Even if describing the problem doesn’t help, a sentient co-worker has a tendency to ask if you have checked 10 different things that are so obvious that how can you even ask, and do you think I’m completely incompetent and, by the way, no, I meant to get around to it. “Did I recompile the code after changing it? No, do you have to?” If your colleague is very polite you may have to insult him a bit before he asks the obvious questions. Obvious questions can be hard on the ego but very useful because the odds are in favour of the obvious things. For some reason the human mind seems to prefer the mystical and complex (“it’s a compiler bug”) to the simple and likely (“I forgot to recompile”).

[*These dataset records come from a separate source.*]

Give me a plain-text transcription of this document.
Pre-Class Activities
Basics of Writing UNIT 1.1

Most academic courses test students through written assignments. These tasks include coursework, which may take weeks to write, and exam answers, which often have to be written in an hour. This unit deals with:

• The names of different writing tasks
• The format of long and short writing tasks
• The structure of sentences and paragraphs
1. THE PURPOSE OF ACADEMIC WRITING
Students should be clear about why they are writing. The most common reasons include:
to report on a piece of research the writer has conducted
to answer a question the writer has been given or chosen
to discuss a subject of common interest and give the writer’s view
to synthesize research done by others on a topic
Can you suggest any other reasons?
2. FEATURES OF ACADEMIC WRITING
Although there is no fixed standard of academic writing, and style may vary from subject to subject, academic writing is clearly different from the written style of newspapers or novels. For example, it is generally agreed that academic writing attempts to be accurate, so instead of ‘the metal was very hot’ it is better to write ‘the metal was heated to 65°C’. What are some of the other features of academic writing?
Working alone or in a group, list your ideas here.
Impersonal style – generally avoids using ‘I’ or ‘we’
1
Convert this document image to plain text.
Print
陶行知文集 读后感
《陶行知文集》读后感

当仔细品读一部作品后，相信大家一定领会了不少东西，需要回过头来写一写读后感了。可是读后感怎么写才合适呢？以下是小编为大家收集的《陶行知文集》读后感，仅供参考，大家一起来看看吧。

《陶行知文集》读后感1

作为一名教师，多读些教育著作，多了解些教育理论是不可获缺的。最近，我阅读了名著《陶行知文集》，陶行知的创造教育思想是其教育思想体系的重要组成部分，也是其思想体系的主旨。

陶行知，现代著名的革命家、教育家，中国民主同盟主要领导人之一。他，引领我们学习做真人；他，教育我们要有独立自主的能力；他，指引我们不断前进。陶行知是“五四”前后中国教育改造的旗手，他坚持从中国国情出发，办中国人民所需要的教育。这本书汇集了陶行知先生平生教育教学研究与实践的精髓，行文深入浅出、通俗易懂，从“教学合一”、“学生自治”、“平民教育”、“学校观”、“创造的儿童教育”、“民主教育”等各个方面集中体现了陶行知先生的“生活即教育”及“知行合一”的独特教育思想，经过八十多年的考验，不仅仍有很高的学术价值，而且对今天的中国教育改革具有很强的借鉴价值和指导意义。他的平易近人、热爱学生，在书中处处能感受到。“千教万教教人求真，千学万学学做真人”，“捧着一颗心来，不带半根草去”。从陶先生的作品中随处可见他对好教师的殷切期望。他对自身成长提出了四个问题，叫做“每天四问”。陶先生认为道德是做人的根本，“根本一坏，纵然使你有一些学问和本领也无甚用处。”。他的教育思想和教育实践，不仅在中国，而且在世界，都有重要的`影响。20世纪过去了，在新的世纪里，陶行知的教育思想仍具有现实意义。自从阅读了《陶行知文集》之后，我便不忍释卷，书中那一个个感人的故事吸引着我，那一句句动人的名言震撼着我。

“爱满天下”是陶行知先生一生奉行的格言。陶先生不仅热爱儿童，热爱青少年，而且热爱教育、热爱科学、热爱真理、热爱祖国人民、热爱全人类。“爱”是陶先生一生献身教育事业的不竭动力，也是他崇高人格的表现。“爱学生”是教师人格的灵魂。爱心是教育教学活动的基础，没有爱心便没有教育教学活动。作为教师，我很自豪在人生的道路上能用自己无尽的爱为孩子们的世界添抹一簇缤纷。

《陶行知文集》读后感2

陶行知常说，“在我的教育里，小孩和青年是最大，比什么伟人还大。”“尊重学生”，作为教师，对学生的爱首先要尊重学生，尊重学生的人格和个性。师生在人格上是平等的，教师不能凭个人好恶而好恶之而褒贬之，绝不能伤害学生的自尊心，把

The final reason it is good to talk to a co-worker is that you get some distance from the problem. Just discussing loosely where you are and what you know and how much time you’ve spent can really help when you start to suspect that you should strap your bug-fixing project to an ejection seat.

Conclusions:
  • Don’t get lost fixing a hard bug, keep an eye on the big picture. This is a lot easier to write than to do.
  • Learn to live with uncertainty. If this is impossible: embrace misery.
  • Co-workers can serve a useful purpose other than being on the opposite side of indentation wars.